Similarly, you can’t make Ancient Apparition too good — being a definitive answer to a whole subset of heroes as well as being a well-rounded hero overall would push him into objectively overpowered territory.
Because of this dichotomy and the possibility of the AA ban, we constantly see some minor, yet painful nerfs to Alchemist. Slowly but surely, Alchemist has been losing tools to get ahead in net worth and during TI7 it was common to see him break even or pull ahead by measly 5-10% net worth, compared to the enemy cores. And the hero simply doesn’t properly function in such environment — he pays a massive stats tax for his gold income and when the latter starts dwindling, the hero breaks.
But what if there were more answers to the massive regeneration or strong heals? For one, Necrophos wouldn’t be a nuisance he is now. But more globally, it would become possible to have strong heals and still have strong regenerating heroes in the game without creating imbalance. The most important part of it is that the heroes would be able to retain their identity.
These answers don’t have to be as definitive as the one AA provides, potentially only reducing the effectiveness of regeneration and healing, rather than stopping them outright. But they are needed, preferably on an overall slightly more flexible hero.
Turn rate is a very important Dota mechanic. By simply existing it allows for a much bigger variety of playable heroes, without the need to slap a gap-closer on every single melee character. That opens a much bigger design space and the 95.5% of the hero pool being picked during TI7 is, in large part, a direct consequence of heroes spending time to turn around. This thought sounds funny, but there is absolutely no room for argument.
Being so objectively important, it is quite peculiar that only two heroes in the game have ways of affecting the enemy turn rate — Medusa and Batrider. But there are valid arguments both in favor and against more heroes being able to slow down turn rate.
On one hand we have an interesting interaction with Lycan, Weaver and Dark Seer Surge and an additional way of dealing with their persistent high movement speed, without hard disables. Their massive movement speed, which persists even through hex effects, will be of little use, when they have to run in circles to chase a target, or even have to slightly modify their path from a straight line. To a lesser extent, it also serves as a way to outplay opponents, who have powerful spells, which rely on the direction they are facing — Tornado/Ice Wall from Invoker, Dark Seer’s Wall of Replica, Magnus Skewer, any form of Blink etc. Moreover, it adds a slight delay to otherwise instant cast point abilities.
All of this can serve as a ground for some interesting interactions and potential counter-plays. On the other hand, there is one argument against further implementations of this mechanic — it is excruciatingly annoying for the receiving side. While it might not sound as much of an argument, not the objective one at least, it is important to understand that Dota is a game and games are generally played to have fun. Turn rate slowdown is rarely fun and the actual effectiveness-annoyance ratio for it is skewed towards the latter, even when compared to other forms of disable.

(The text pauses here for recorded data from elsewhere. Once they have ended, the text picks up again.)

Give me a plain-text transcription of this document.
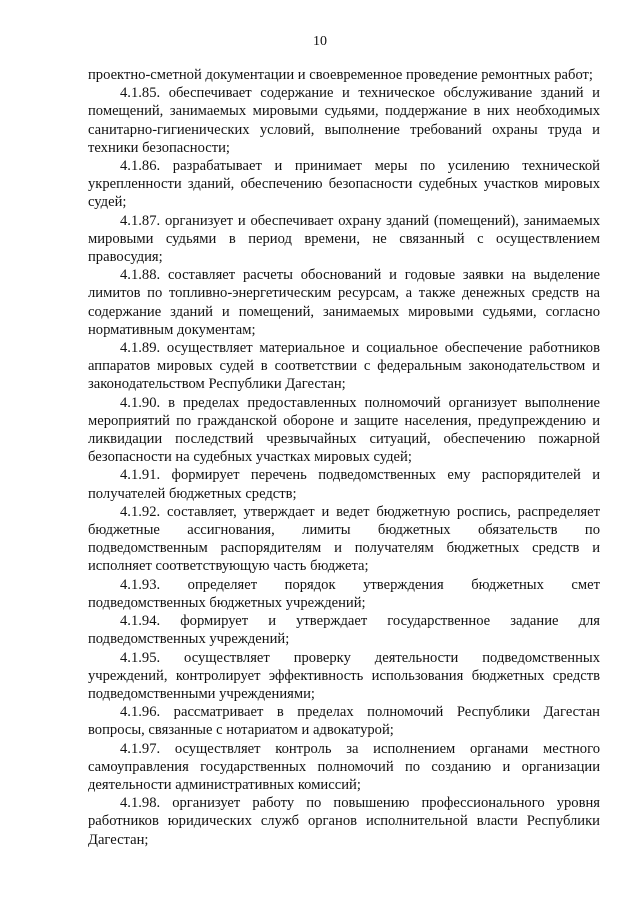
10

проектно-сметной документации и своевременное проведение ремонтных работ;

4.1.85. обеспечивает содержание и техническое обслуживание зданий и помещений, занимаемых мировыми судьями, поддержание в них необходимых санитарно-гигиенических условий, выполнение требований охраны труда и техники безопасности;

4.1.86. разрабатывает и принимает меры по усилению технической укрепленности зданий, обеспечению безопасности судебных участков мировых судей;

4.1.87. организует и обеспечивает охрану зданий (помещений), занимаемых мировыми судьями в период времени, не связанный с осуществлением правосудия;

4.1.88. составляет расчеты обоснований и годовые заявки на выделение лимитов по топливно-энергетическим ресурсам, а также денежных средств на содержание зданий и помещений, занимаемых мировыми судьями, согласно нормативным документам;

4.1.89. осуществляет материальное и социальное обеспечение работников аппаратов мировых судей в соответствии с федеральным законодательством и законодательством Республики Дагестан;

4.1.90. в пределах предоставленных полномочий организует выполнение мероприятий по гражданской обороне и защите населения, предупреждению и ликвидации последствий чрезвычайных ситуаций, обеспечению пожарной безопасности на судебных участках мировых судей;

4.1.91. формирует перечень подведомственных ему распорядителей и получателей бюджетных средств;

4.1.92. составляет, утверждает и ведет бюджетную роспись, распределяет бюджетные ассигнования, лимиты бюджетных обязательств по подведомственным распорядителям и получателям бюджетных средств и исполняет соответствующую часть бюджета;

4.1.93. определяет порядок утверждения бюджетных смет подведомственных бюджетных учреждений;

4.1.94. формирует и утверждает государственное задание для подведомственных учреждений;

4.1.95. осуществляет проверку деятельности подведомственных учреждений, контролирует эффективность использования бюджетных средств подведомственными учреждениями;

4.1.96. рассматривает в пределах полномочий Республики Дагестан вопросы, связанные с нотариатом и адвокатурой;

4.1.97. осуществляет контроль за исполнением органами местного самоуправления государственных полномочий по созданию и организации деятельности административных комиссий;

4.1.98. организует работу по повышению профессионального уровня работников юридических служб органов исполнительной власти Республики Дагестан;
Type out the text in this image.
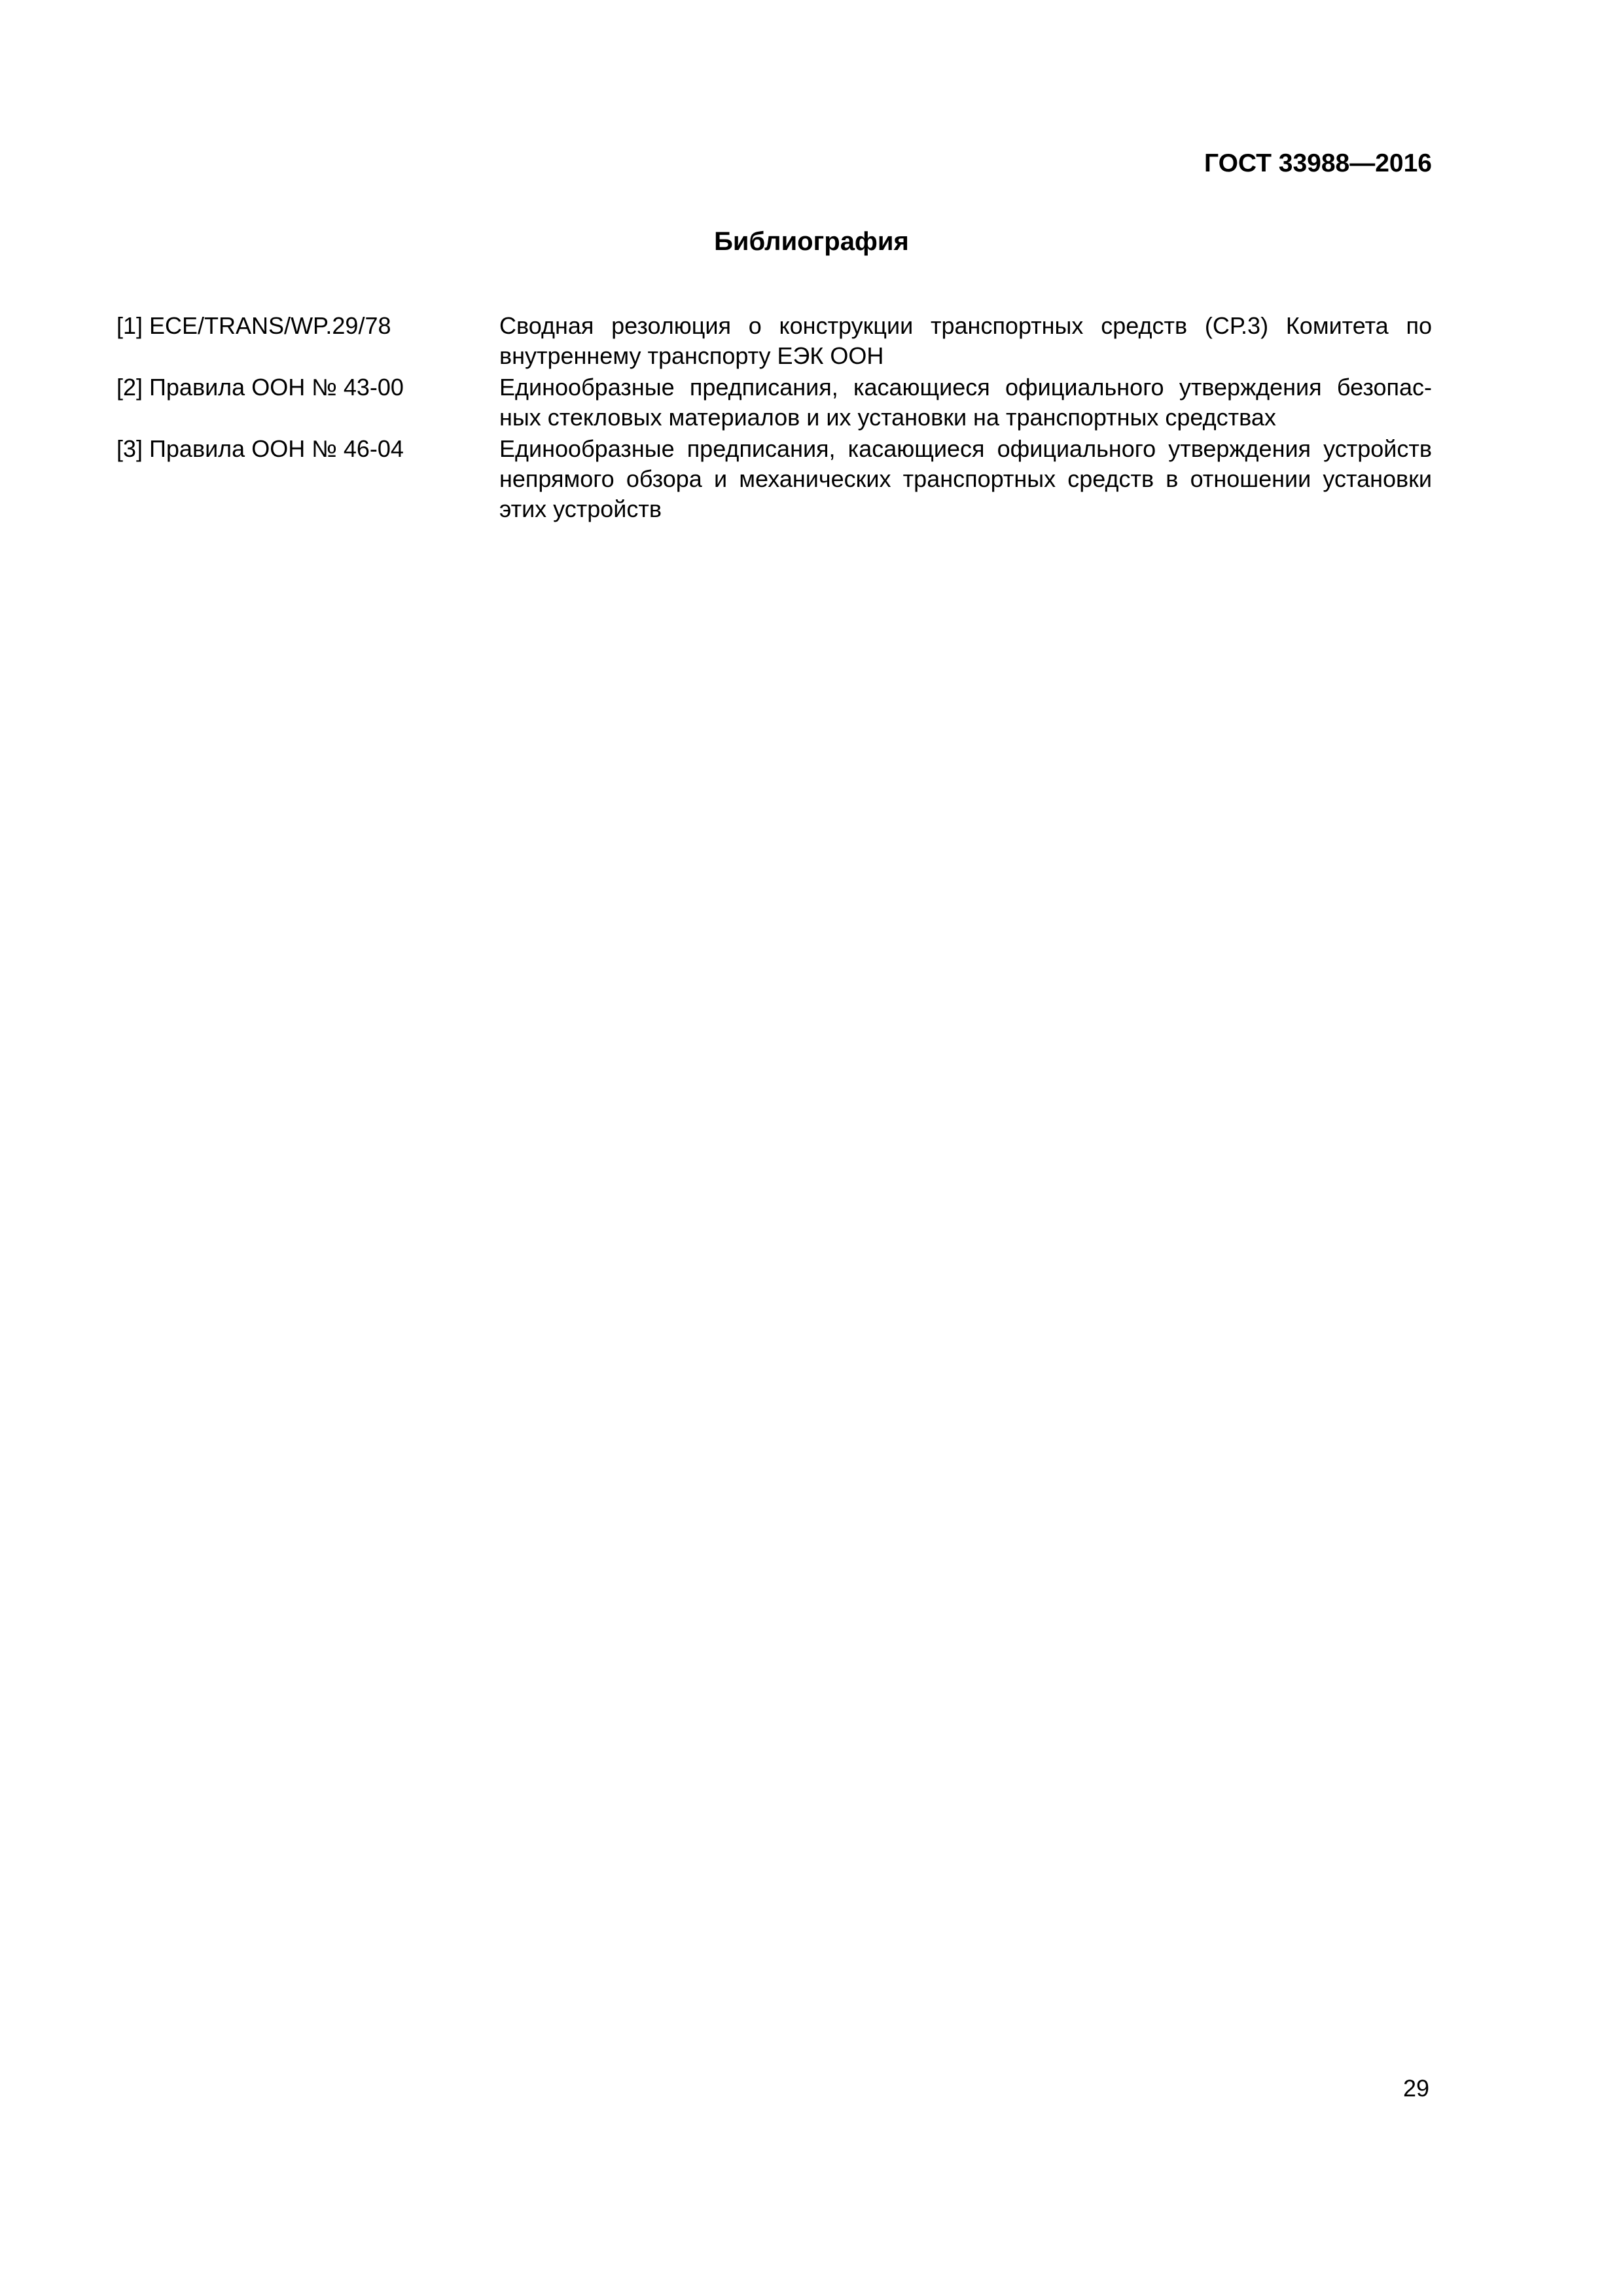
ГОСТ 33988—2016
Библиография
[1] ECE/TRANS/WP.29/78	Сводная резолюция о конструкции транспортных средств (СР.3) Комитета по
внутреннему транспорту ЕЭК ООН
[2] Правила ООН № 43-00	Единообразные предписания, касающиеся официального утверждения безопас-
ных стекловых материалов и их установки на транспортных средствах
[3] Правила ООН № 46-04	Единообразные предписания, касающиеся официального утверждения устройств
непрямого обзора и механических транспортных средств в отношении установки
этих устройств
29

Dota has a lot of very interesting and engaging mechanics, and it is a marvel that all of them come together to create the most well-balanced and diverse game in the genre. The addition of new heroes will surely shake up the existing meta, as heroes don’t exist in a vacuum, but given the state of the game during the last two Internationals, there is no need to worry.Given how flexible Dota is, there are probably hundreds of ways the game could be expanded, and it is interesting to think of what the future might hold for our beloved game.